Sa fille, Ithar El-Heni, dénonce un « acharnement judiciaire » destiné, selon elle, à faire taire les voix indépendantes. « Cette confirmation en appel est une preuve supplémentaire de la volonté du pouvoir de réduire au silence ceux qui refusent de renoncer à leur liberté de parole », affirme-t-elle.
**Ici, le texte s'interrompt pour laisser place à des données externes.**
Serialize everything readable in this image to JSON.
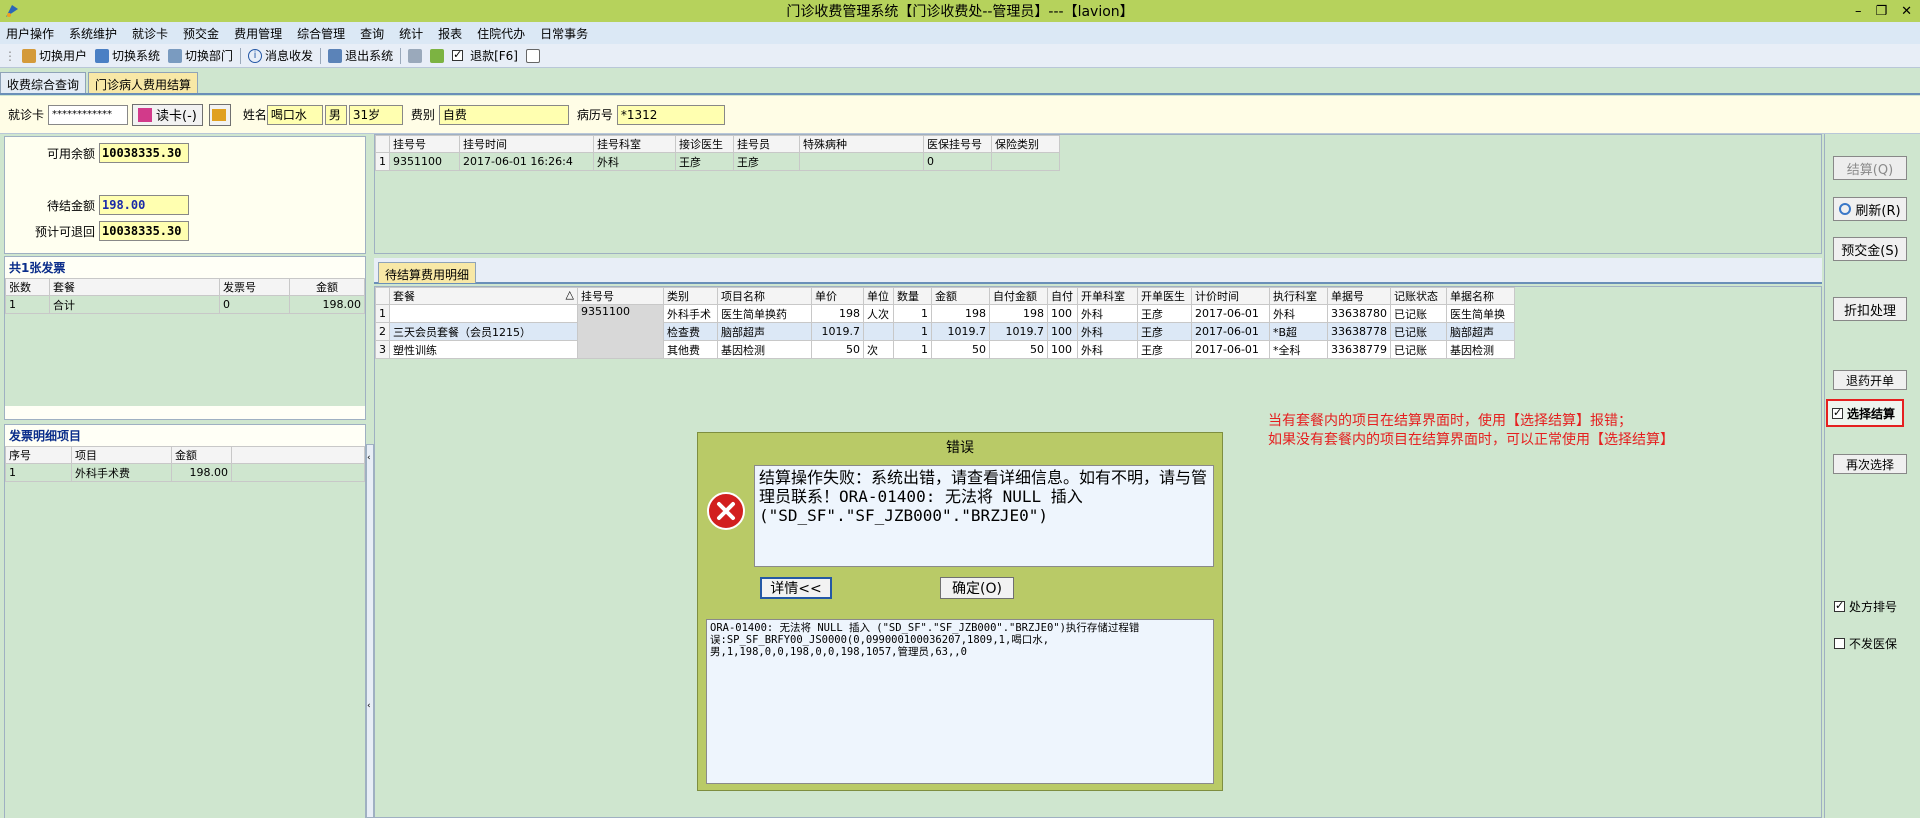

Cette affaire ne constitue d’ailleurs pas le seul front judiciaire auquel Zied El-Heni est confronté. Le 10 juin dernier, un nouveau mandat de dépôt a été émis contre lui ainsi que contre un ancien ministre de la Culture dans une affaire d’« abus de pouvoir » remontant à la période où le journaliste exerçait des fonctions de conseiller municipal après la révolution de 2011. Une procédure distincte qui pourrait donner lieu à un nouveau procès dans les prochains mois.

Journaliste engagé de longue date, Zied El-Heni n’en est pas à son premier affrontement avec les autorités. Déjà connu pour son opposition aux dérives autoritaires avant la révolution tunisienne, il avait également été condamné en 2024 à six mois de prison avec sursis dans une autre affaire. Malgré cette succession de poursuites, ses proches assurent qu’il demeure fidèle à ses convictions.

« Il reste debout, combatif et inébranlable », confie sa fille, qui affirme que ni les conditions de détention ni les pressions judiciaires n’entameront sa détermination à défendre la liberté d’expression.

On relève également une multiplication des procédures fondées sur le décret-loi 54 relatif à la lutte contre les fausses informations et les infractions commises par voie électronique. Ce texte, présenté par les autorités comme un outil de lutte contre la désinformation, est critiqué par de nombreuses organisations qui estiment qu’il sert de plus en plus à poursuivre des journalistes, des militants et des citoyens exprimant des opinions critiques.

L’affaire Zied El-Heni illustre un rétrécissement progressif de l’espace médiatique tunisien. Dans un pays longtemps considéré comme l’une des principales réussites démocratiques issues du Printemps arabe, la succession de condamnations visant des journalistes alimente les craintes d’un retour durable à un climat où l’exercice du journalisme indépendant devient de plus en plus risqué.